Paris Attack: How European Newspaper Front Pages Covered It
Many French front pages go black, while a sports daily titles "Freedom 0-Barbarism 12" and Britain's 'Independent' features a cartoon of a hand showing the middle finger
Wednesday’s deadly attack on French satirical magazine Charlie Hebdo dominated the Thursday headlines of newspapers not only in France, but across Europe.
While some headlines focused on the 12 deaths and the violence, others highlighted how the attack was a strike against freedom of speech.
French papers all honored Charlie Hebdo on their front pages, many of which were held in black as a sign of mourning.
Le Parisien used such a black front page with the words "They will not kill freedom" and an up-close photo of marchers holding signs saying “Je Suis Charlie,” French for “I Am Charlie.”
Le Telegramme, a regional paper in the Brittany region, also went with a black front page, with "Charlie Hebdo" and the names of the five identified victims in red and "Assassinated" superimposed. Southern regional Sud Ouest was black with the word "Non” in large white letters.
Nice Matin, the Cote d'Azur paper, was also black with a small center photo of marchers holding up "Je Suis Charlie" posters, with the words "All United" above, in all caps, in white.
L'Humanite was black, with the words "Freedom is being murdered" on its front page. Free daily 20 Minutes was also black, with the word "Barbaric" printed in white. Religious paper La Croix wrote "Bruised France" below a cartoon drawing saying "freedom of expression" with ink spilled over it to obscure some words.
Even French sports daily L’Equipe covered the topic, with a cartoon of sports spectators under a scoreboard saying Freedom 0 – Barbarism 12.
In the U.K., The Independent featured a cartoon of a hand emerging from a bloody copy of Charlie Hebdo, holding a pen and showing the middle finger. J.K. Rowling and others retweeted that image.

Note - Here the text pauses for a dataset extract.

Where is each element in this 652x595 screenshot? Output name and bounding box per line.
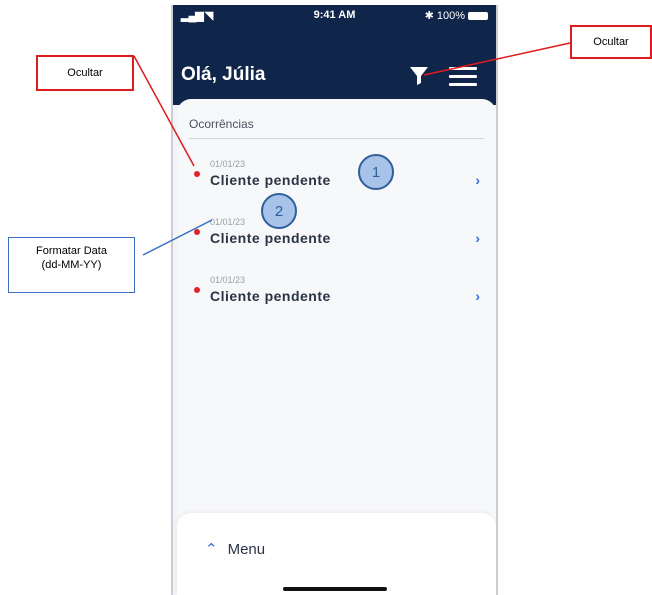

The Guardian’s front page was dedicated to the attack with a picture from a Paris gathering late on Wednesday at which people carried signs saying “Je Suis Charlie,” The paper’s headline: “An assault on democracy.”
Meanwhile, The Times spoke of an “Attack on Freedom.” The Telegraph called it “War on Freedom,” just like the Daily Mail, which also used a picture of a street scene during the attack on its front page. Tabloid The Sun, part of Rupert Murdoch’s News Corp, kept things short in its headline, simply saying: “Non!”
In Germany, tabloid Bild went with the headline “Cowardly Murderers,” while quality daily Sueddeutsche Zeitung titled “A Barbaric Act.” The Frankfurter Allgemeine Zeitung was drier, saying: “Terror Attack in Paris Shocks the World.”
The Berliner Kurier took things further than others with a cover page showing a cartoon of the Prophet Muhammad bathing in blood reading a copy of Charlie Hebdo and the headline: "No, You Can't Kill Our Freedom."
In Italy, likely most controversial front page was that of center-right daily Libero, which ran the headline “This is Islam” above a photo of an officer being shot by one of the attackers.
In Russia, the website for popular daily tabloid Komsomolskaya Pravda, in Soviet times the organ of the Young Communist League, ran a photo of a black “Je Suis Charlie” flag surrounded by candles at a Parisian shrine to the attack under the headline.
In Japan, newspaper front pages also featured the news. The conservative Yomiuri Shimbun, Japan's biggest newspaper, titled “Islamic Extremists Attack, France in Shock, on Terror Alert.” A second headline added: “Memorial Demonstrations for Shooting Victim in France, Around 100,000 People Participate.” Meanwhile, the left-of-center Asahi Shimbun in its headline spoke of “Growing Concern About Islamic Extremist Actions in Western Countries.”